At that moment, in the heart of Amsterdam, Elodie smiled, relaxing for the first time in hours.

  Even though she wasn’t fluent in Dutch, the meaning of the news flash on the television at the other end of the room was clear. She span her barstool round and watched riveted, as images of herself and Paul filled the screen. She concentrated, listening hard to the news reader’s rapid Dutch, informing her that Paul had avoided capture in Paris and was now, like her, a wanted Terrorist.

  She was right to have trusted him, she thought smugly, aware that the intuitive gamble she’d taken in giving him the crystal had so far worked in her favor.

  But how did he do it? she wondered.

  If there were Agents there, he must have had help but from whom?

  She frowned, her own questions perplexing her, until with a sigh she gave them up. For now, there was no way of knowing. All that mattered was that as long as Paul was free, they still had a chance, however slim.

  The young, blond barman slouched lazily towards her to take her order, seeing not the faintest resemblance between the elegant, well-dressed, shiny haired version of Elodie presented on the screen and this scruffy student with her spiky, red hair, heavy eye make-up and oversized leather jacket.

  Elodie knew she had disguised herself well as she smiled up at the barman,

  ‘Guten dag, d’you speak English?’ she asked

  ‘Sure thing,’ he replied in an american drawl, grinning back at her, ‘what can I getcha?’

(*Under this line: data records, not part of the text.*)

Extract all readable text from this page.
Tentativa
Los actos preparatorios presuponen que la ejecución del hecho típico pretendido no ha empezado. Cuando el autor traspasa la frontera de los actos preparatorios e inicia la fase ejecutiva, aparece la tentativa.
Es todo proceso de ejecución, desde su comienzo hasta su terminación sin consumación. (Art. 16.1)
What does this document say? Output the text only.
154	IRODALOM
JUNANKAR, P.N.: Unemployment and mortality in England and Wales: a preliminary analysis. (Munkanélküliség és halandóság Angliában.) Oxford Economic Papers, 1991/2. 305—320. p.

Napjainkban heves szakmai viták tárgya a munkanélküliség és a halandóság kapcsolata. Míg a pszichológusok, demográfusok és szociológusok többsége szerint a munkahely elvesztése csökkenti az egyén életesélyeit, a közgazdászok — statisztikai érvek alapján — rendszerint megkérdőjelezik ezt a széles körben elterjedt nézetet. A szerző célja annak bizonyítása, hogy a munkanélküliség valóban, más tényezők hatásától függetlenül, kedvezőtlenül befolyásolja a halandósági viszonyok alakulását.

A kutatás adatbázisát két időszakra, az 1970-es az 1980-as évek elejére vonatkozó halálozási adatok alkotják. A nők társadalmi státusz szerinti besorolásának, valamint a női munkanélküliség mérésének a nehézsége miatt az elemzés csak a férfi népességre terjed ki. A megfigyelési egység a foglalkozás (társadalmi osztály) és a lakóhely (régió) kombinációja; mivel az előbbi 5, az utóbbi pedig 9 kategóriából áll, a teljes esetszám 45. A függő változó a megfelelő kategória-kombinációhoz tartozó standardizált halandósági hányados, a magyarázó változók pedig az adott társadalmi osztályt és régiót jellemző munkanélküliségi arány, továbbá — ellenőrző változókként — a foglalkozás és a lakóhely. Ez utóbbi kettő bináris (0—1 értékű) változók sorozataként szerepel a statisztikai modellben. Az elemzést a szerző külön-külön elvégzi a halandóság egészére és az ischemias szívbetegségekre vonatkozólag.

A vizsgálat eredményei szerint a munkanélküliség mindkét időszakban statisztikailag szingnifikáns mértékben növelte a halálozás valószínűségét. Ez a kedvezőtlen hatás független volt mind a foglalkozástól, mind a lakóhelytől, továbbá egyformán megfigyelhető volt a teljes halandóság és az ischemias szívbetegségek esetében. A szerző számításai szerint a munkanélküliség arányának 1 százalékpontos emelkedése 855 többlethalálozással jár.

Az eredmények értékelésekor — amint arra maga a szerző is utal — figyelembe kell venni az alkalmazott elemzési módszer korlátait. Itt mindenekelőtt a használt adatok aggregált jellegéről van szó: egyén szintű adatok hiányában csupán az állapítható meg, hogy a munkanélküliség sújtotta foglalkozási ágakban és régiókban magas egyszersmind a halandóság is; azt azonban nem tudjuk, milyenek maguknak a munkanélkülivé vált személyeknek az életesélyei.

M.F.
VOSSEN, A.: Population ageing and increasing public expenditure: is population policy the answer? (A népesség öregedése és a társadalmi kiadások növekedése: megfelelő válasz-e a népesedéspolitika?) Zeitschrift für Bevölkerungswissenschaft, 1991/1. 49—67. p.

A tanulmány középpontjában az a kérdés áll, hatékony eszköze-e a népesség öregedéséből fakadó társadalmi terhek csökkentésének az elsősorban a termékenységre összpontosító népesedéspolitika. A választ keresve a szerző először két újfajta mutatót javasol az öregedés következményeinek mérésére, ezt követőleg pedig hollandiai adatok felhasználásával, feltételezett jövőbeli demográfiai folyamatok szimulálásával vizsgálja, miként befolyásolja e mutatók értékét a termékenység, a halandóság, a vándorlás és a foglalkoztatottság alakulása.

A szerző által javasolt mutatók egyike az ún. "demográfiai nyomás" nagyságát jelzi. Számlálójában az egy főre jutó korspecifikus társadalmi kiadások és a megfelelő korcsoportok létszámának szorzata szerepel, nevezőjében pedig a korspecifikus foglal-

  ‘A black coffee please, and ...’

  She picked up a plastic-coated menu from the bar and ran her eye over the choice of cannabis samples.

  ‘Errr,’ she hesitated, ‘what do you recommend?’

  The barman leaned forward on the counter towards her.

  ‘That depends what kinda hit you’re after, ... you wanna nice, giggly high, we got some great Thai weed, some Durban poison, or some wowi Malawi,’ he paused, noting her lack of reaction, ‘or, if you wanna get really monged, you know what I mean,’ he gestured with a thumb towards a couple Elodie had not previously noticed, slumped in a corner on a sofa, a tubular, plastic water pipe on the table between them, ‘we got some opiated, Nepalese temple balls, that’s some shit!’ he grinned.

  ‘Yes that sounds good,’ Elodie replied, as the barman ambled over to the Espresso machine.

  Yes, the fact that Paul had got the crystal safely to Paris was certainly good news but was he walking into a trap? Elodie questioned. There was no way of knowing, she sighed, but at least she had let her contact know of the events in England and she could only hope that he’d succeeded in passing the message on. As much as she longed for some information, she knew she couldn’t risk a phone-call, the lines to the society being almost certainly tapped.

  The barman returned, putting her coffee and a small see-through bag of hashish in front of her on the bar.

  Elodie opened her canvas rucksack and peeled off a 50 Euro note from the bundle to pay.

  She had acted wisely and swiftly securing herself the money and false identity card she would need to put the plan that was gradually formulating in her mind into action.

  She started to make herself a joint, carefully sticking three cigarette papers together.

  Coming to Amsterdam had been wise too. The Agents would be looking for her in Paris and Burgundy, so she must act from a safe distance until the last crucial minute.

  Elodie carefully crumbled the hash evenly onto the shredded tobacco, licked the papers and rolled it all into a neat, conical tube.

  She looked out the window onto the gaudily illuminated sex shops and bars of Warmoesstraat. The evening was closing in and there was a promise of rain in the heavy, dark clouds rolling across the sky.

  Elodie lit up, inhaling the fragrant smoke cautiously into her lungs to avoid coughing, and then exhaling a thin, blue plume up to the ceiling.

  She smiled to herself again, remembering her brother’s smoke filled bedroom all those years ago.

  If only Mama could see me now, she thought, she would see my time spent with Jean-Luc was not entirely wasted.

  The news had moved onto the weather and Elodie downed the last of her coffee and pocketed the bag of hash.

  What I need now, she thought, standing up, is internet access and some transport.